Parallèlement, les tensions sur les chaînes d’approvisionnement imposent une vigilance accrue. La disponibilité des composants critiques – qu’il s’agisse de systèmes de froid ou d’équipements énergétiques – ne peut plus être considérée comme acquise. Dans ce contexte, la constitution de stocks stratégiques directement sur site devient un levier clé pour garantir la continuité de service et réduire la dépendance aux délais de livraison.

L’équation énergétique et territoriale

Enfin, la question énergétique s’impose comme un déterminant majeur. En France, l’enjeu ne réside pas tant dans la production que dans la distribution. L’accès à la puissance électrique, en particulier dans certaines zones urbaines, constitue une contrainte forte qui influence directement les choix d’implantation. Les grands acteurs du cloud tendent ainsi à se rapprocher des sites de production pour sécuriser leurs besoins massifs, tandis que les infrastructures de proximité doivent composer avec des réseaux parfois saturés.

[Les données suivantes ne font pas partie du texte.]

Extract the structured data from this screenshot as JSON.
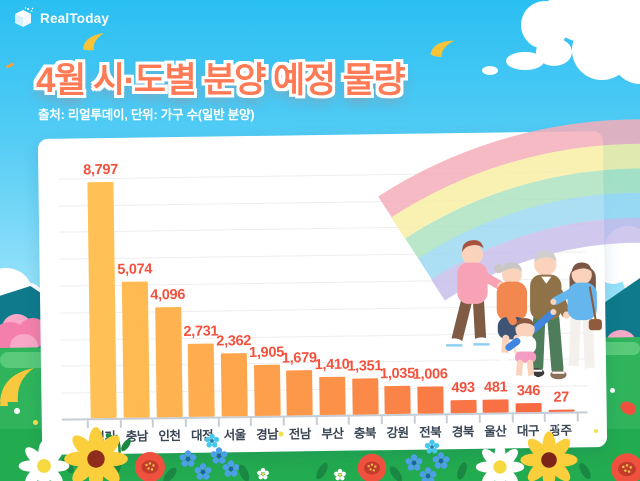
{
  "brand": {
    "logo_text": "RealToday"
  },
  "header": {
    "title": "4월 시·도별 분양 예정 물량",
    "subtitle": "출처: 리얼투데이, 단위: 가구 수(일반 분양)"
  },
  "chart_data": {
    "type": "bar",
    "title": "4월 시·도별 분양 예정 물량",
    "source_note": "출처: 리얼투데이, 단위: 가구 수(일반 분양)",
    "unit": "가구 수(일반 분양)",
    "categories": [
      "경기",
      "충남",
      "인천",
      "대전",
      "서울",
      "경남",
      "전남",
      "부산",
      "충북",
      "강원",
      "전북",
      "경북",
      "울산",
      "대구",
      "광주"
    ],
    "values": [
      8797,
      5074,
      4096,
      2731,
      2362,
      1905,
      1679,
      1410,
      1351,
      1035,
      1006,
      493,
      481,
      346,
      27
    ],
    "value_labels": [
      "8,797",
      "5,074",
      "4,096",
      "2,731",
      "2,362",
      "1,905",
      "1,679",
      "1,410",
      "1,351",
      "1,035",
      "1,006",
      "493",
      "481",
      "346",
      "27"
    ],
    "ylim": [
      0,
      9000
    ],
    "gridline_interval": 1000,
    "grid": true,
    "legend": false,
    "bar_colors": [
      "#FFC155",
      "#FFBA52",
      "#FFB350",
      "#FFAD4F",
      "#FFA64D",
      "#FE9F4C",
      "#FD984B",
      "#FC914A",
      "#FB8A49",
      "#FA8348",
      "#F97C47",
      "#F87546",
      "#F87044",
      "#F76B43",
      "#F66641"
    ],
    "value_label_color": "#F4513C",
    "category_label_color": "#3A4654",
    "grid_color": "#EDEDEF",
    "axis_color": "#C7CDD5"
  },
  "palette": {
    "sky_top": "#2ABFF2",
    "title_orange": "#FF7A55",
    "card_bg": "#FFFFFF",
    "grass_green": "#2FB45B",
    "mountain_teal": "#0E7A8B",
    "blossom_pink": "#F57FAC"
  }
}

Cette contrainte ouvre néanmoins des perspectives intéressantes, en particulier pour les data centers de type edge. Leur implantation au cœur des territoires permet d’envisager une réutilisation de la chaleur fatale, pour alimenter des réseaux urbains, des bâtiments publics ou des infrastructures de santé. L’IA, souvent perçue comme énergivore, peut ainsi devenir un levier d’optimisation et de contribution à l’écosystème local.

Finalement, l’infrastructure de demain ne sera ni entièrement nouvelle, ni strictement héritée du passé. Elle sera hybride, évolutive et profondément ancrée dans des réalités opérationnelles. Pour les décideurs IT, l’enjeu dépasse largement la seule acquisition de capacités de calcul. Il réside dans la capacité à concevoir des environnements mixtes, à sécuriser les chaînes logistiques et, surtout, à investir dans les compétences humaines indispensables à l’exploitation de ces systèmes complexes. C’est à cette condition seulement que l’IA tiendra pleinement ses promesses.